I have a spark data frame. It consists of a single column, in string format, with 28750 values in it. The values are all 10 digits long. I want to look at the data, like this:
my_dataframe.display()
But this returns the following error:
[CAST_INVALID_INPUT] The value 'UNKNOWN' of the type "STRING" cannot be cast to "BIGINT" because it is malformed
I also get the same error from this:
my_dataframe.count()
I get that 'UNKNOWN' can't be cast as a big integer because it's not a number. But I ran the SQL that creates the data frame, and the results do not contain 'UNKNOWN'. So I have a few questions:
- Why does Databricks think my data frame contains the string 'UNKNOWN'?
- Why is the display function casting my data to big integer in the first place?
- How can I resolve this?
I'm pretty confused, so anything that helps me understand what's going on is appreciated!

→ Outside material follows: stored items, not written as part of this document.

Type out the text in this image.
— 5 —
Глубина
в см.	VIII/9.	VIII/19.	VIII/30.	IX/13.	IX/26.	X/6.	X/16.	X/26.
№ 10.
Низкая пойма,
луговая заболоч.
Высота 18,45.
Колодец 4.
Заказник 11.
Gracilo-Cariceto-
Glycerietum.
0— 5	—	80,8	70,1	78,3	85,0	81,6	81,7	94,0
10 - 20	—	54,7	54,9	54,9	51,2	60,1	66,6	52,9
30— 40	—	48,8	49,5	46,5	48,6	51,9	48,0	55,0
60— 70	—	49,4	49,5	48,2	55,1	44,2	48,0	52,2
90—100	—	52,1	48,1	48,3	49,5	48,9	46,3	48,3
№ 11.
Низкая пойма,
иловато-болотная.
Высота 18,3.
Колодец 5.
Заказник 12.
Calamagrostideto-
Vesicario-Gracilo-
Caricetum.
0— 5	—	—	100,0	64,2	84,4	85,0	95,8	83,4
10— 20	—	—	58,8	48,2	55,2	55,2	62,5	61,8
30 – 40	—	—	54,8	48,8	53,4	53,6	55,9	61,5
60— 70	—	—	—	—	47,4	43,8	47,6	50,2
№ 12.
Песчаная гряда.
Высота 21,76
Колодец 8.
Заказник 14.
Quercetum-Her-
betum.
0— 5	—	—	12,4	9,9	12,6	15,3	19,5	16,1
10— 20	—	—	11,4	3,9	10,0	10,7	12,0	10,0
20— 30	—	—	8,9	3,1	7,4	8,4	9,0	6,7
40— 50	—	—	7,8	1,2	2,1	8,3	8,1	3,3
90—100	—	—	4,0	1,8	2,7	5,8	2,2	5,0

If it helps, here is how the data frame is defined:
my_dataframe = spark.sql(f'''
SELECT A.ID,
'SOME TEXT' AS TEXT
FROM TABLE_1 A
INNER JOIN
TABLE_2 B
ON A.PRODUCT_ID = B.PRODUCT_ID
LEFT JOIN
(
SELECT ID
FROM TABLE_3
WHERE NUMBER IN ({a_series})
GROUP BY ID
) C
ON A.ID = C.ID
LEFT JOIN
(
SELECT ID, MAX(AGE) AS AGE, MAX(GENDER) AS GENDER
FROM TABLE_4
WHERE AGE IS NOT NULL
GROUP BY ID
) D
ON A.ID = D.ID
WHERE A.DATE BETWEEN DATE_SUB(CURRENT_DATE, {a_number}) AND CURRENT_DATE
AND B.CODE = '{a_string}'
AND C.ID IS NULL
AND D.AGE BETWEEN {age_limit_lower} AND {age_limit_upper}
GROUP BY A.ID
LIMIT {another_number}
''')
As for the data types of the columns:
- A.ID, A.PRODUCT_ID, B.PRODUCT_ID, D.GENDER, and B.CODE are strings
- C.ID, D.ID, and C.NUMBER are integers
- D.AGE is a decimal(8,4)
- A.DATE is a date